J’ai l’intention de faire uniquement des choses qui me donnent de l’énergie. Ce qui me dérange, je le laisse tomber, je m’en occuperai plus tard. Je serai donc avec ma femme et ma fille. C’est le plus important. Mais, une fois en mer, mes proches le savent : ils ne doivent pas attendre des nouvelles. Les nouvelles ne viennent du bateau que lorsque j’en ai l’occasion. Ils ne peuvent pas m’appeler, c’est interdit. Les 72 premières heures de course sont cruciales. Il faut se mettre dans une mentalité de guerrier. Je dois les effacer temporairement de mon esprit. Je n’y pense pas. Il faut rompre les liens avec la terre. Sinon, nous pouvons créer toutes les bonnes raisons de rentrer à la maison. Le contraste est si fort entre le confort de la terre et la guerre sur mer que les premiers jours sont véritablement décisifs, il faut résister, ne pas abandonner.
Et enfin, avez-vous des projets pour l’avenir ?

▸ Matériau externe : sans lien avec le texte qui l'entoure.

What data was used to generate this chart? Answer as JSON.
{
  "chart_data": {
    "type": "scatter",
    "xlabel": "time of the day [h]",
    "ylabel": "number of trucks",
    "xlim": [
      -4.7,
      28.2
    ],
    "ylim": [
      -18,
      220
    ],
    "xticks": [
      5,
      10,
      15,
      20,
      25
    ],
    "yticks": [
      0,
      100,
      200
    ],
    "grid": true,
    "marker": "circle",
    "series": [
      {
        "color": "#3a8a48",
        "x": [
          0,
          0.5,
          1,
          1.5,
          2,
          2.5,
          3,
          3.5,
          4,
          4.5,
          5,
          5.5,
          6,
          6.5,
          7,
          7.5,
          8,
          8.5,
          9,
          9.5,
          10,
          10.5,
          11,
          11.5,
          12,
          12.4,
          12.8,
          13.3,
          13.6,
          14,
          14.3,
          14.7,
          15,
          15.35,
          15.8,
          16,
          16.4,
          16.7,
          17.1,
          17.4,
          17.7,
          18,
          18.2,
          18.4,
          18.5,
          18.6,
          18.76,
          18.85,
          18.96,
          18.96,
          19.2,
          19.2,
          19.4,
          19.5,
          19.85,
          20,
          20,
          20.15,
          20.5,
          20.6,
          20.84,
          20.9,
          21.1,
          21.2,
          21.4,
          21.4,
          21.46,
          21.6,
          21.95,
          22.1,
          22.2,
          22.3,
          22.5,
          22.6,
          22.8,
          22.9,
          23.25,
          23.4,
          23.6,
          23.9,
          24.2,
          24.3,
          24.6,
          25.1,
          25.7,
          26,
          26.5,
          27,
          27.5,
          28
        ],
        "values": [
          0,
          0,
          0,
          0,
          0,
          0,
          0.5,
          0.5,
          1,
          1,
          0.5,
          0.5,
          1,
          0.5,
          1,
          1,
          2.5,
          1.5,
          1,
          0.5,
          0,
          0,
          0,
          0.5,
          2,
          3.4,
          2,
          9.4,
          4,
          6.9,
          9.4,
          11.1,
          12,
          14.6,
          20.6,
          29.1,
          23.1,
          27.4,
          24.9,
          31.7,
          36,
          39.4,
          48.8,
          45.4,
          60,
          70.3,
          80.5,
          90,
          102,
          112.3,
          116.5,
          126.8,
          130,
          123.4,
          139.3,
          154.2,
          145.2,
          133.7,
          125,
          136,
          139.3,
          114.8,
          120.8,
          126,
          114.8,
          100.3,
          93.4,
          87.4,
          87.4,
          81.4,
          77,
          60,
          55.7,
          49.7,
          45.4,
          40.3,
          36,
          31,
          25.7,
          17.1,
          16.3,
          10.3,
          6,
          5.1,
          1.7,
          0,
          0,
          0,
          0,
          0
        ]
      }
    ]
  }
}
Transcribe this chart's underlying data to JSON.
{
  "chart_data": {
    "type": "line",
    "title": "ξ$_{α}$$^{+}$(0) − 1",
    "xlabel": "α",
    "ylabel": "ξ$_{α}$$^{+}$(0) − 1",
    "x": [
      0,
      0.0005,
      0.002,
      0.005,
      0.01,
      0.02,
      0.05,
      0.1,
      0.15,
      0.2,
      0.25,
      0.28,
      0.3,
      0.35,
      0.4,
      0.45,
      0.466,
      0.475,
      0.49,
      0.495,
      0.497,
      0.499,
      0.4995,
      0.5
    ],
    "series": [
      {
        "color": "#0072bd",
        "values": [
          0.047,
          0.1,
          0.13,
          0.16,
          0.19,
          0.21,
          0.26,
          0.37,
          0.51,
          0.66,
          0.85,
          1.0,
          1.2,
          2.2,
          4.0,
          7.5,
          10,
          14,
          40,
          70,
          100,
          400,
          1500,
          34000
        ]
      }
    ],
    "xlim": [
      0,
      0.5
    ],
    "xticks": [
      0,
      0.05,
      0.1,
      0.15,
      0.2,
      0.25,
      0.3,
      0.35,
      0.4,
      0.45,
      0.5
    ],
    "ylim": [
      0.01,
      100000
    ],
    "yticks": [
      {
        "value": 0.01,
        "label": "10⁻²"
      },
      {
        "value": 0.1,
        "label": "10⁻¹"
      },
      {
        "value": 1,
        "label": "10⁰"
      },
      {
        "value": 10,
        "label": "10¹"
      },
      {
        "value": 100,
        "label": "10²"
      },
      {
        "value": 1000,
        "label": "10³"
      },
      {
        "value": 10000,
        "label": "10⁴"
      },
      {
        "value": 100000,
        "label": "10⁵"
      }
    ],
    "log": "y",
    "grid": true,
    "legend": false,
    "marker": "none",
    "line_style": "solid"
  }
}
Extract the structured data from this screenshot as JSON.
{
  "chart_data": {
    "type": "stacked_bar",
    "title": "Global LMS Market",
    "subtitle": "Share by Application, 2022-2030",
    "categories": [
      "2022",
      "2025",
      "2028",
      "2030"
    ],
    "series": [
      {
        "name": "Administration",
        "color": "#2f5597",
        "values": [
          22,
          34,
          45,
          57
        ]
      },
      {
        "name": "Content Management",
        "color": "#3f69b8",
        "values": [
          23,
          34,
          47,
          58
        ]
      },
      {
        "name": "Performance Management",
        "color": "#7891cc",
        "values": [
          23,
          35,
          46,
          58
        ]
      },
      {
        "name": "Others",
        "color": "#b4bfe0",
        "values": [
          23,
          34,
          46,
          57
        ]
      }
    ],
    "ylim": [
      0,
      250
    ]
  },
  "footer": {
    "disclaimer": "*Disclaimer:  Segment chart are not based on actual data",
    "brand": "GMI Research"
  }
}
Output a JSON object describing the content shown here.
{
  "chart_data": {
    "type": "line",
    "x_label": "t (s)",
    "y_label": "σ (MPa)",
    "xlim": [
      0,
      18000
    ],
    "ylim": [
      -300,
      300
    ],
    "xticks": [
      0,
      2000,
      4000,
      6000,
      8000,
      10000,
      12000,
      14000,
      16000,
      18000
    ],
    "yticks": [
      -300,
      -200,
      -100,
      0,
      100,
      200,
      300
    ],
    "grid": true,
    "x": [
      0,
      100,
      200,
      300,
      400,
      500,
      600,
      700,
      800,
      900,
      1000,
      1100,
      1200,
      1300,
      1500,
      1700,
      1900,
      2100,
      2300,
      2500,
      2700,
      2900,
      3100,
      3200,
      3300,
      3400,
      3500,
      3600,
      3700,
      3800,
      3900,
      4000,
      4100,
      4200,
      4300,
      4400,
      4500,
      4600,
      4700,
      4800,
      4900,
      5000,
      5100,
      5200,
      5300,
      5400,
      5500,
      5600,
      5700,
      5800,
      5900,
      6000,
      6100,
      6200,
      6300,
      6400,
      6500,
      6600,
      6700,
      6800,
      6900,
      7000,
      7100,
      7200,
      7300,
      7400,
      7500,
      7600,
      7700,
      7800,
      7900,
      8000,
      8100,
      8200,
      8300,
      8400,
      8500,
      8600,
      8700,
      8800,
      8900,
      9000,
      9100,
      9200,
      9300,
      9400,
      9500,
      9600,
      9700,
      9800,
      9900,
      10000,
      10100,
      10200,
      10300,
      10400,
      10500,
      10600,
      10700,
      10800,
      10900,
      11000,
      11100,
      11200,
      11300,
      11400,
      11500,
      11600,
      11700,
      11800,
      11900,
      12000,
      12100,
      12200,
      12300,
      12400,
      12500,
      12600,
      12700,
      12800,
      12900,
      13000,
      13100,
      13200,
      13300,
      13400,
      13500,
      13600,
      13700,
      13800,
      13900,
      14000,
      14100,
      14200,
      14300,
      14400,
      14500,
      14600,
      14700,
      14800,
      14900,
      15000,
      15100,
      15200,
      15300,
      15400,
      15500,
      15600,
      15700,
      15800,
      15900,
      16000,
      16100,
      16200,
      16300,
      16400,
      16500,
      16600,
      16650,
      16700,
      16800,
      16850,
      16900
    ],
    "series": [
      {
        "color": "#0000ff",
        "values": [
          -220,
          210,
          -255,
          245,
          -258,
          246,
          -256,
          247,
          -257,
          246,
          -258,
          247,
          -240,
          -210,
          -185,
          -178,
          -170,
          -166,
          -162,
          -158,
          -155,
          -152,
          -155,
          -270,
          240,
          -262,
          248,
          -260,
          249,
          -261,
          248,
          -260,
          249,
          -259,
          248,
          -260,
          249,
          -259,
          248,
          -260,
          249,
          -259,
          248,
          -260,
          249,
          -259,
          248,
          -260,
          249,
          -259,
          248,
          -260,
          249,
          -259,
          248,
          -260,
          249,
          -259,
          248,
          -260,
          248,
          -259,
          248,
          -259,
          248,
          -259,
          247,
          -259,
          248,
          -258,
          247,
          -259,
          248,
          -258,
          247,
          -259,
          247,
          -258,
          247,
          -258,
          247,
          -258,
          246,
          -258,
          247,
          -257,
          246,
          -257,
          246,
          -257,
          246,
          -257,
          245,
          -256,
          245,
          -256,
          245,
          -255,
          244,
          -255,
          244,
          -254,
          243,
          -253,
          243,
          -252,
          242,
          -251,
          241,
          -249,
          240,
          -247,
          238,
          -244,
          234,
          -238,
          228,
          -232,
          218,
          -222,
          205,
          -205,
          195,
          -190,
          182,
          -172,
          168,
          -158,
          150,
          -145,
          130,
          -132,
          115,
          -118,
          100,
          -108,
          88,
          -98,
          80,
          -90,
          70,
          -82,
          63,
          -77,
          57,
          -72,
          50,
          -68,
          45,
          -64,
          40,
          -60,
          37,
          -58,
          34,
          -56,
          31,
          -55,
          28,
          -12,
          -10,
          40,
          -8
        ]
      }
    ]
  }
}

Je ne sais pas si ce sera mon dernier Vendée Globe, mais en tout cas, j’aimerais continuer à être en transmission, notamment auprès des jeunes qui ont besoin d’une seconde chance en se réinsérant professionnellement. Je ne veux pas « pousser l’eau pour rien ». Je m’amuse, mais j’ai aussi le devoir d’être généreux dans mes projets, en les partageant le plus possible. On sort de sa zone de confort, on prend des risques, on se dépasse, on découvre ses ressources, c’est de l’espoir pour beaucoup de gens ! J’ai aussi le devoir de donner l’exemple en ouvrant de nouvelles portes. Le dernier conseil que je pourrais donner est que dans la vie, il faut essayer et se rappeler d’essayer régulièrement. Parce que nous nous imposons trop de limites. Sans essayer, rien ne se passe !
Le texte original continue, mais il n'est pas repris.